Once we have identified contamination, if any is present, the next step is to remove the contaminated sequences from the dataset to ensure the integrity of the remaining data. This can be done using bioinformatics tools designed to filter out unwanted sequences, such as BBduk (Bushnell et al. 2017).

BBduk tool is a member of the BBTools package, where ‘Duk’ stands for Decontamination Using Kmers. BBduk filters or trims reads for adapters and contaminants using k-mers, effectively removing unwanted sequences and improving the quality of the dataset.
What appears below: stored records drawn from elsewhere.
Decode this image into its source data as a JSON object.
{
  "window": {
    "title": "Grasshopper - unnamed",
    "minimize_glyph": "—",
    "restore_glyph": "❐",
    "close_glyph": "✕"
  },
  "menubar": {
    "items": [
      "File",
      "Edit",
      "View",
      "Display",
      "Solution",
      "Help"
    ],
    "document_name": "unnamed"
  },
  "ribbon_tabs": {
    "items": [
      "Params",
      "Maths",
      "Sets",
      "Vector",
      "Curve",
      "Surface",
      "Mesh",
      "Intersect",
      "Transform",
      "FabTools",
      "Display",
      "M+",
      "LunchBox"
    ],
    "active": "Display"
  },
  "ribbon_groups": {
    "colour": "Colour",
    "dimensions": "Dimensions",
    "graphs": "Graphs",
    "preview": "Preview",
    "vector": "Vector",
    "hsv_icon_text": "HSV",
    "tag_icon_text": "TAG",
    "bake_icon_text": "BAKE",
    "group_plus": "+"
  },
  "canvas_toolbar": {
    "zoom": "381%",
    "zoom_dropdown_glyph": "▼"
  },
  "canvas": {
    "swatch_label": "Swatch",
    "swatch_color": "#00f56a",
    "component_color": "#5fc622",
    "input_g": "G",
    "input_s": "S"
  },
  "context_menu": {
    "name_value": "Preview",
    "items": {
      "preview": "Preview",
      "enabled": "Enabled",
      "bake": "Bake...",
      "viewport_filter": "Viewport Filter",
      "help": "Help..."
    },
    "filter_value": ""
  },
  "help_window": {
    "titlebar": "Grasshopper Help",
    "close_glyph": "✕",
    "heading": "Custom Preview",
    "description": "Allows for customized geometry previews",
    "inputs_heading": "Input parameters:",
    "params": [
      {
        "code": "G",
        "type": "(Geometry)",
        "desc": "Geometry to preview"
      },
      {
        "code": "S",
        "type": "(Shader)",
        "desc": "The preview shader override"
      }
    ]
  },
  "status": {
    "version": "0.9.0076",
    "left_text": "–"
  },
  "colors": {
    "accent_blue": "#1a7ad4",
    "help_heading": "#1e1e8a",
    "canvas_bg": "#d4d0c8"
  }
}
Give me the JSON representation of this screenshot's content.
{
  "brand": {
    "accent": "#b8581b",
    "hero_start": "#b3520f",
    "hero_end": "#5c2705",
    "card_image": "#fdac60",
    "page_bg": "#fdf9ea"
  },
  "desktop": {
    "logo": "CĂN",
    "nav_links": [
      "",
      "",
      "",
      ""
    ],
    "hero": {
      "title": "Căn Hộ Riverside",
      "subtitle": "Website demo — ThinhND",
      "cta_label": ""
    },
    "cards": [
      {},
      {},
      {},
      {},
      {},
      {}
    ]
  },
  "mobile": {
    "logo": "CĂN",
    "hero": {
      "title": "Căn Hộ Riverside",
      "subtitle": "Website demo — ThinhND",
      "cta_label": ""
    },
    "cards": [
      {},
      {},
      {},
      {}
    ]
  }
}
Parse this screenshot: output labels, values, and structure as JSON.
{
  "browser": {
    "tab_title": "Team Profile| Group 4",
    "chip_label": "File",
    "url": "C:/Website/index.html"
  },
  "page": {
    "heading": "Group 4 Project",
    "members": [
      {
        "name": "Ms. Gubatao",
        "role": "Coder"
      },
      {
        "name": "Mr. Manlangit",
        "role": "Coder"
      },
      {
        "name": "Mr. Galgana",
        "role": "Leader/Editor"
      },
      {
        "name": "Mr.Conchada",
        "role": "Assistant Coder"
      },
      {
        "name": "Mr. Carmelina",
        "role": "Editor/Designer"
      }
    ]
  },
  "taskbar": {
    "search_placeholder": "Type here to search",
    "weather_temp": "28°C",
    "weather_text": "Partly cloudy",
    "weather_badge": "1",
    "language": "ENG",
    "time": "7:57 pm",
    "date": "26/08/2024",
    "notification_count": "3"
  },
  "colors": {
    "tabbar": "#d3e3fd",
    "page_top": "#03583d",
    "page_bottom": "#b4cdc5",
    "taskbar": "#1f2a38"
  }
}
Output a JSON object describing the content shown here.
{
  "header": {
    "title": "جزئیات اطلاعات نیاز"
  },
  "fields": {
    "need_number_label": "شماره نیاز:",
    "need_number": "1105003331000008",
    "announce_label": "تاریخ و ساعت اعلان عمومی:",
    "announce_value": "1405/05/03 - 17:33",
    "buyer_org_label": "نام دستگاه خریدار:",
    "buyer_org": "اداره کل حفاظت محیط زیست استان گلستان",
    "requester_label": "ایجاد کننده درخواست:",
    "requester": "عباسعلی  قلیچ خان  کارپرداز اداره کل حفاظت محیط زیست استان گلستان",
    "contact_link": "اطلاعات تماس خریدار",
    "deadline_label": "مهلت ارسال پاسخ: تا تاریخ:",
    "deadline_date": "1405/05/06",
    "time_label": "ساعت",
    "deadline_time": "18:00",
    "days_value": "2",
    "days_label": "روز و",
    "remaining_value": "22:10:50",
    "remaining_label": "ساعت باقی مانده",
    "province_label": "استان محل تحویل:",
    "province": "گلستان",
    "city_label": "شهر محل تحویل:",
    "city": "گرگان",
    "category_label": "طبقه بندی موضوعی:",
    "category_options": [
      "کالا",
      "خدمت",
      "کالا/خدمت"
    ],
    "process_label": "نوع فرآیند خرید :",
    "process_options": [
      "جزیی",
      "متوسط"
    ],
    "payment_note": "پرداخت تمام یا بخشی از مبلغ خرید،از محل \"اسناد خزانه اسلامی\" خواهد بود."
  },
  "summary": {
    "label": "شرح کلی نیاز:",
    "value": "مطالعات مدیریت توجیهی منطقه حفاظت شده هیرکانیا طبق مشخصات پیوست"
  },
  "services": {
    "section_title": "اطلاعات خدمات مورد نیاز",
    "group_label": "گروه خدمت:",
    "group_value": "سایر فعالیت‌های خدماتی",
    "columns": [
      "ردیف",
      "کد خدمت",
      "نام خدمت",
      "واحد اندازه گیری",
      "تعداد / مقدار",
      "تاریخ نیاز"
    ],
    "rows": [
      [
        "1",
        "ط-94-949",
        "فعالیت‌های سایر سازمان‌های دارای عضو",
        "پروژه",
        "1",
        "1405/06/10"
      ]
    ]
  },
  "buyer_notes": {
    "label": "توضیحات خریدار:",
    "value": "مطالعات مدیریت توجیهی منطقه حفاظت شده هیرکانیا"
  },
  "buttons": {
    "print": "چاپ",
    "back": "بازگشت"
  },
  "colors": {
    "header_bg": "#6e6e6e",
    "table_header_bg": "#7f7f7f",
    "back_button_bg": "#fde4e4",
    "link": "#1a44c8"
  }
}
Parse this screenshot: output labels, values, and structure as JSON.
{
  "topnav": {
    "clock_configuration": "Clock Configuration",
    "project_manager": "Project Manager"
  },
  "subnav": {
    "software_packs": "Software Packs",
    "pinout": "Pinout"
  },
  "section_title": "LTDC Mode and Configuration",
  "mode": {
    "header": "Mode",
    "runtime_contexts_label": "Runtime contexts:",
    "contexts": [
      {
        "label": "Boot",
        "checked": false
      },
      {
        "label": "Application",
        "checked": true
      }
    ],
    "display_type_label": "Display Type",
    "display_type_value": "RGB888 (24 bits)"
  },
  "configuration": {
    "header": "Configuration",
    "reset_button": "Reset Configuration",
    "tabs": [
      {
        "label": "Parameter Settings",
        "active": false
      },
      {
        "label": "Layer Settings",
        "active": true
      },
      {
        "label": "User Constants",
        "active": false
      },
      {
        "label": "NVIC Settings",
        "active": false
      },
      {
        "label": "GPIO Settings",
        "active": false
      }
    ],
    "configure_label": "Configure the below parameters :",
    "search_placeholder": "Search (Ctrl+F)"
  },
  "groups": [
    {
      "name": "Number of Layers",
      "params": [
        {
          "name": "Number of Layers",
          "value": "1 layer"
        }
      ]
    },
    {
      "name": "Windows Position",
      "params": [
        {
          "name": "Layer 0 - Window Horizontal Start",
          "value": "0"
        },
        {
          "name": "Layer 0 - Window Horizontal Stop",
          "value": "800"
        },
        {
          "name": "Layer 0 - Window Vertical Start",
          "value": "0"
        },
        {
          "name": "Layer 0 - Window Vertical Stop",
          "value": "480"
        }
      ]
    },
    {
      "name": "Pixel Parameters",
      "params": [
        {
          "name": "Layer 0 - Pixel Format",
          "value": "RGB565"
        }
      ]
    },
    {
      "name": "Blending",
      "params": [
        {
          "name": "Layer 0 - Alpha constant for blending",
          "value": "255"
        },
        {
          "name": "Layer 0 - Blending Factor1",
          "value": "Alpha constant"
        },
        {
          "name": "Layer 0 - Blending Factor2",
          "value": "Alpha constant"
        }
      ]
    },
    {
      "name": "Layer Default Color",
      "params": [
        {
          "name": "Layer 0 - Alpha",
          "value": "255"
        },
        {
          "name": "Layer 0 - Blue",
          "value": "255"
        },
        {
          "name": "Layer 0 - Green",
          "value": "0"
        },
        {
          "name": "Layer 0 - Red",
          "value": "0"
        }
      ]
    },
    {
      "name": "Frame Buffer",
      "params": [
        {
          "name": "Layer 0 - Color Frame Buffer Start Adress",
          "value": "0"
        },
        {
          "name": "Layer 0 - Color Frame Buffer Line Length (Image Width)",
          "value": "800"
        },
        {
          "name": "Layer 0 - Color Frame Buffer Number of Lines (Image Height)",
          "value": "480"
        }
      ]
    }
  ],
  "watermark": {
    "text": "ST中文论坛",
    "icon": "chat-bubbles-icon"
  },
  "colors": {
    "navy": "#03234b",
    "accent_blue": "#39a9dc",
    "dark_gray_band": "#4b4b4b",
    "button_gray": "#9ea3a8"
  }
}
Additionally, it’s important to document and report the contamination findings to maintain transparency and guide any necessary adjustments in sample collection or processing protocols.

Conclusion

In this tutorial, we inspected the quality of the bacterial isolate sequencing data and checked the expected species and potential contamination. Prepared short reads can be used in downstream analysis, like Genome Assembly. Even after the assembly, you can identify contamination using a tool like CheckM (Parks et al. 2015). CheckM tool can be used for screening the ‘cleanness’ of bacterial assemblies.